Monday 1 October 2012

The stories will never come to an end: a celebration of humanity in the mountains

The upper cliff of Stob Coire nan Lochan. Without human context, to a human observer it is meaningless.
As I read through The Only Genuine Jones for the final time and make my peace with the text before it goes live on the Kindle store, I have learned something from my own book I was not aware of before--or at least, not consciously. In my writing I revere mountains above all other things, and yet the mountains themselves are not the things my book celebrates; it's the human context that we assign to the geography itself. This quote jumped out at me from the chapter "Only a Hill", which is my favourite chapter in the book because it resonates so strongly with my own life:
‎"Everywhere Jones looked, the landscape whispered legends of climbers who had gone before him, and promised a lifetime of adventure for all those who would discover this magical place in the centuries to come. The stories would never come to an end."
The key word here is "stories". Without these stories and legends, the mountains mean less to us. A scientific person may look at a mountain with a scientific eye, and appreciate the geological processes that have formed it; but when he or she discovers that a man once spent 36 hours battling against gale and spindrift to win to the top of an unclimbed ridge, that appreciation is increased. Each story adds another layer. Discovering these nuggets over a period of many years, and adding to them yourself by your own experiences, is an exquisite pleasure.

The summit of Bidean nam Bian, April 2010, on my thirtieth ascent of the peak. The previous day I had climbed Ben Lui in similarly inspiring conditions. This was a moment of revelation, in which I realised my days living in this paradise were numbered--and therefore the value of each experience was magnified a hundredfold.
My writing is a celebration of these legends and whispers. The mountains are a mirror onto which we project our own hopes, fears, dreams, and longings. Before I moved to Glencoe in September 2008, there were no mountains that I knew well; I had climbed Bowfell a handful of times and Ben Nevis twice, but had yet to really build up an intimate relationship with any individual peak.

My years living in Glencoe helped me build up that relationship. Such a connection with a landscape is immeasurably profound and I have come to appreciate it as one of the greatest gifts life can give. My interest in history helped me to discover the stories from ages past; my own experiences, uplifting triumphs and desperate epics alike, helped to bring these legends to life. In time the mountains developed such a strong personality that, long after I had moved away, my first glimpse of Bidean on a return visit moved me to tears.

Isi Oakley and James Roddie approaching the forbidding slot of No.2 Gully on the north face of Ben Nevis,
December 2010. Avalanche conditions forced a retreat for James and I on a different route further left; Isi and her companion won to the summit.

By itself, a mountain cannot induce such strong emotions. The human connection is what touches our soul. It's a strange thing that, over the years it has taken me to write and edit The Only Genuine Jones, this knowledge never made any conscious impression. That I have learned it from reading my own book one last time is, I think, proof enough that I have successfully woven many strands of my own life into my work. It continues to  provide meaning to me long after I have moved away from the settings that feature so prominently. This encourages me to think that it will mean something to other people too.

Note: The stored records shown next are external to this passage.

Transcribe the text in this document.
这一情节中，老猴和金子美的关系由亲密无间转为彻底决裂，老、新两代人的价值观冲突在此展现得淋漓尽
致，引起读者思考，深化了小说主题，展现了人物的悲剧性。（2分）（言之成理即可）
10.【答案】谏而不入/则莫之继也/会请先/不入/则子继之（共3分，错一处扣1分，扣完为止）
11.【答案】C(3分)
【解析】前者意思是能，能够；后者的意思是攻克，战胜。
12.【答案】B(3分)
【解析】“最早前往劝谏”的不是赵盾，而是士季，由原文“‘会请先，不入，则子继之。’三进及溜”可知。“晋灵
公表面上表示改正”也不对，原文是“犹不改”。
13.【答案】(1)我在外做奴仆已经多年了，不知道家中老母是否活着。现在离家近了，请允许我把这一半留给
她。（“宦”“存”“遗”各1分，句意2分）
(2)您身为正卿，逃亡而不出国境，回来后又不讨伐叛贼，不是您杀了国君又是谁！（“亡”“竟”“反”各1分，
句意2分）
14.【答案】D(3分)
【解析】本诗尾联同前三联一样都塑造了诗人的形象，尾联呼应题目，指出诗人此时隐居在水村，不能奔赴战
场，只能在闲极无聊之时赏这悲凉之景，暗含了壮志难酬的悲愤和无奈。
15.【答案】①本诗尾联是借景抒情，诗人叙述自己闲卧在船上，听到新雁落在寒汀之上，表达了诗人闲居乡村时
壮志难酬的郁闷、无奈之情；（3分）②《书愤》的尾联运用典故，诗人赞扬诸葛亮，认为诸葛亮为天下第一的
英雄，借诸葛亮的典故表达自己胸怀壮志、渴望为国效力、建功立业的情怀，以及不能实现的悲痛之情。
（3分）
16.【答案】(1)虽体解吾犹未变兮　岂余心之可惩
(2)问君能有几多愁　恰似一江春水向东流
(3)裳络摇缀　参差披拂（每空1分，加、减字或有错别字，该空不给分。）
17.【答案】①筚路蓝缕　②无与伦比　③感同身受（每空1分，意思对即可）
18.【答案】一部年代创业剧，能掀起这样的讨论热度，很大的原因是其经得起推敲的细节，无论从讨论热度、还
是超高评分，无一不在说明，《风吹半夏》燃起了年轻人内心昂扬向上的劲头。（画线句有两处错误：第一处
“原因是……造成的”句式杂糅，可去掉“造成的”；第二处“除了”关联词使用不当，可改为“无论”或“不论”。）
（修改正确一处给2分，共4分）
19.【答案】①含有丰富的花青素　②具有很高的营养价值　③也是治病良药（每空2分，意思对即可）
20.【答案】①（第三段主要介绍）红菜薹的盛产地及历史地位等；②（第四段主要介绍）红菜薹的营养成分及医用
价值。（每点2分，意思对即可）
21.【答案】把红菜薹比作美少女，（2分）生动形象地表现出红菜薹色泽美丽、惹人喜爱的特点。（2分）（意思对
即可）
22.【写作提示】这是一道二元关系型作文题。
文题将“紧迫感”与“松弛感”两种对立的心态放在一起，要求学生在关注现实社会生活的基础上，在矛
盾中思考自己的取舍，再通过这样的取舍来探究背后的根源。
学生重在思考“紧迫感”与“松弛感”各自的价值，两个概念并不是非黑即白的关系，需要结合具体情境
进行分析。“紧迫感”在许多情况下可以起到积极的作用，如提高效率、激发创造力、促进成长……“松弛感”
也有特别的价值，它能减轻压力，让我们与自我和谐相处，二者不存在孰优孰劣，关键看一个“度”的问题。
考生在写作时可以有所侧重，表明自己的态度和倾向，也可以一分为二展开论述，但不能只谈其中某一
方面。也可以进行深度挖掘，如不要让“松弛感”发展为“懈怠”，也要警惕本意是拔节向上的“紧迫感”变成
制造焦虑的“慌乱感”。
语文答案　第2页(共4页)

James Roddie, the "Glencoe Mountaineer", high on the north face of Ben Nevis. The solo climber plays a lonely and dangerous game, but one that yields the most valuable rewards: knowledge of ones limitations and abilities, and unshakeable self-belief.

At its heart, OGJ is a story about stories: inspiring tales of adventure, heroism, and struggle in a testing environment. Conflict is at the heart of every good novel and I think this is why tales of mountaineering continue to be popular, even for those who have never set foot upon a mountain. We can all appreciate the human context of this otherwise meaningless geography.

Reading the book again at this time of year, on the verge of another winter season with snow forecast in the near future, has inspired me. My ice axe sits in the corner of my room, dormant but resonant with a thousand memories, as much wrapped up in symbolism as the mountains it once helped me to scale. I hope I can find the opportunity to travel north again at least once this season and add to my store of memories and experiences. The stories will never come to an end for as long as mankind feels the urge to wander in the wild and explore his environment.